In my humble opinion, there is no need to go out and get additional equipment, such as a light meter. I am assuming, if you take pictures, you can see- your eyes should be sufficient.

I use Manual, because I like it. It's the only mode I've used, except for when handing the camera to someone else- I like the ability to totally control what I am doing. (Which is why I also prefer to drive manual transmission.)

The way I taught myself (actually on a digital Point and Shoot, prior to going DSLR), was by setting a stationary object in front of me (I used a bottle on a table), and shooting it with different apertures to see the effect.

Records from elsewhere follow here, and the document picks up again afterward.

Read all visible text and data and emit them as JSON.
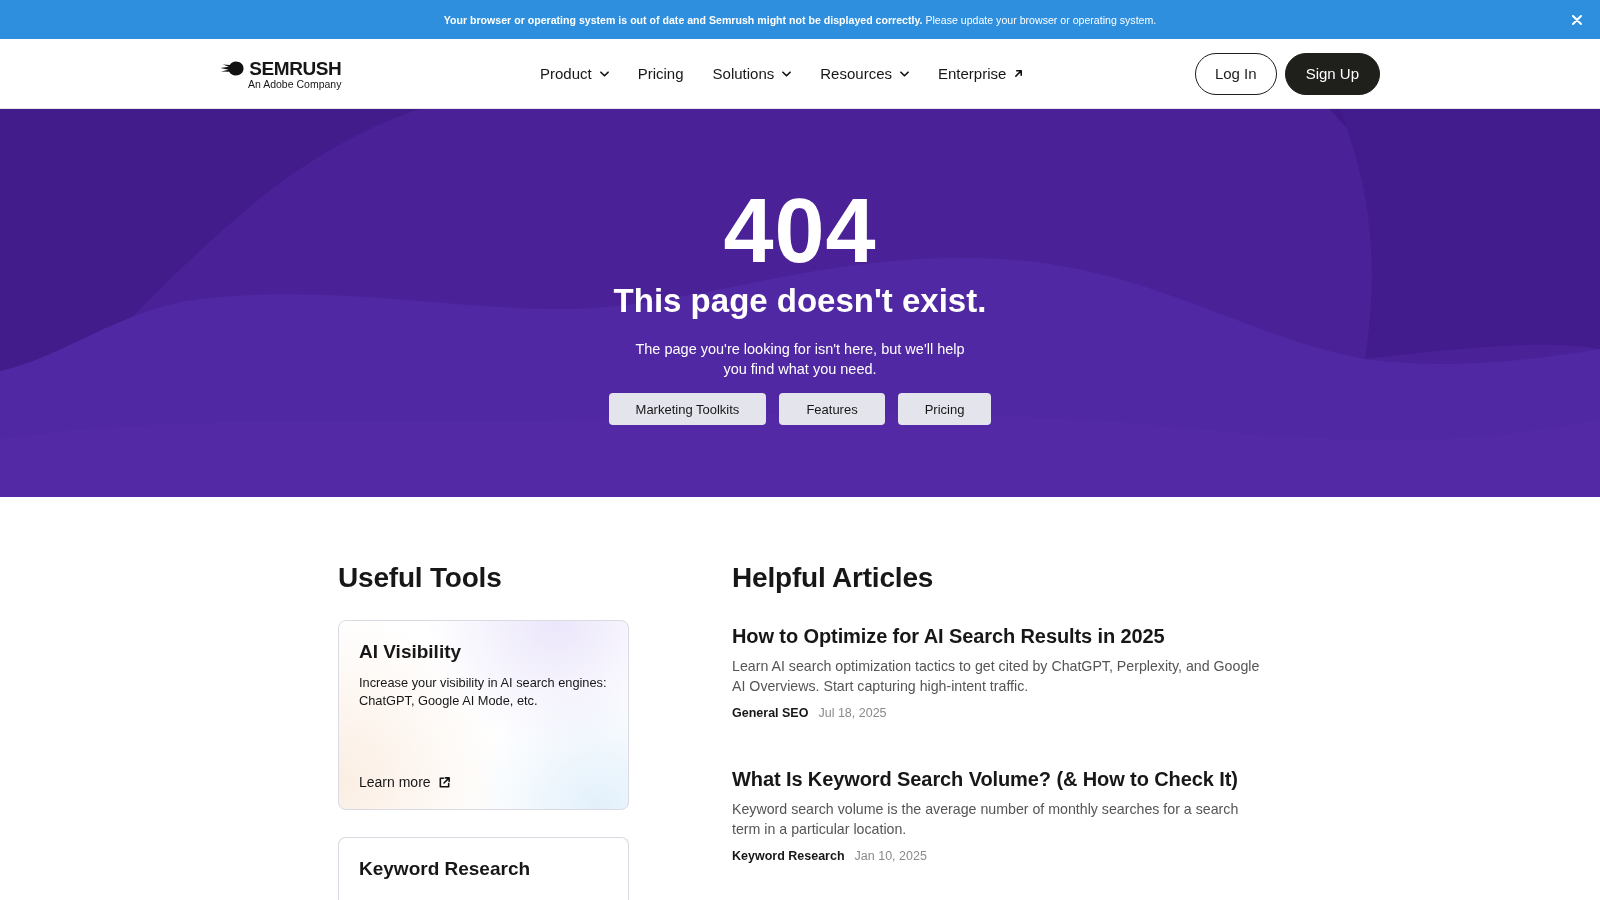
{
  "banner": {
    "message": "**Your browser or operating system is out of date and Semrush might not be displayed correctly.** Please update your browser or operating system."
  },
  "header": {
    "logo": {
      "name": "SEMRUSH",
      "tagline": "An Adobe Company"
    },
    "nav": [
      {
        "label": "Product",
        "kind": "dropdown"
      },
      {
        "label": "Pricing",
        "kind": "link"
      },
      {
        "label": "Solutions",
        "kind": "dropdown"
      },
      {
        "label": "Resources",
        "kind": "dropdown"
      },
      {
        "label": "Enterprise",
        "kind": "external"
      }
    ],
    "buttons": [
      {
        "label": "Log In",
        "kind": "outline"
      },
      {
        "label": "Sign Up",
        "kind": "primary"
      }
    ]
  },
  "hero": {
    "code": "404",
    "title": "This page doesn't exist.",
    "text": "The page you're looking for isn't here, but we'll help you find what you need.",
    "buttons": [
      "Marketing Toolkits",
      "Features",
      "Pricing"
    ]
  },
  "useful_tools": {
    "heading": "Useful Tools",
    "cards": [
      {
        "title": "AI Visibility",
        "description": "Increase your visibility in AI search engines: ChatGPT, Google AI Mode, etc.",
        "link": "Learn more"
      },
      {
        "title": "Keyword Research"
      }
    ]
  },
  "helpful_articles": {
    "heading": "Helpful Articles",
    "articles": [
      {
        "title": "How to Optimize for AI Search Results in 2025",
        "description": "Learn AI search optimization tactics to get cited by ChatGPT, Perplexity, and Google AI Overviews. Start capturing high-intent traffic.",
        "category": "General SEO",
        "date": "Jul 18, 2025"
      },
      {
        "title": "What Is Keyword Search Volume? (& How to Check It)",
        "description": "Keyword search volume is the average number of monthly searches for a search term in a particular location.",
        "category": "Keyword Research",
        "date": "Jan 10, 2025"
      }
    ]
  }
}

Large aperture (low F/number) = shallow depth of field (bottle in focus/background blurry) and more light

Small aperture (high F/number) = more of the subject/background in focus and less light

I then did the same with the shutter speed, I adjusted it up and down and saw how it reflected the amount of light that entered through my lens. The longer the shutter was open, the more light was recorded and obviously, the faster shutter speeds allowed less.

As for the ISO, I adjust that to what my surroundings call for. If I want to keep a photo from getting blurry, I turn it up to compensate for the Aperture and Shutter Speeds.

So to me, the best way to learn is to play around and take lots of pictures! It's digital, what can it hurt- aside from your hard drive!?

Simple choices like leaving the shutter open for a few seconds can lead to lovely "artistic" blurry photos, where people's movements look ghost-like with the setting still in focus. Or freezing water from a hose with a fast shutter speed can be just as interesting... The option for shooting Manual is great for me, it's just a matter of preference, though. Try it out for awhile and you may never go back to relying on the camera to compensate! Or not. But the option is nice.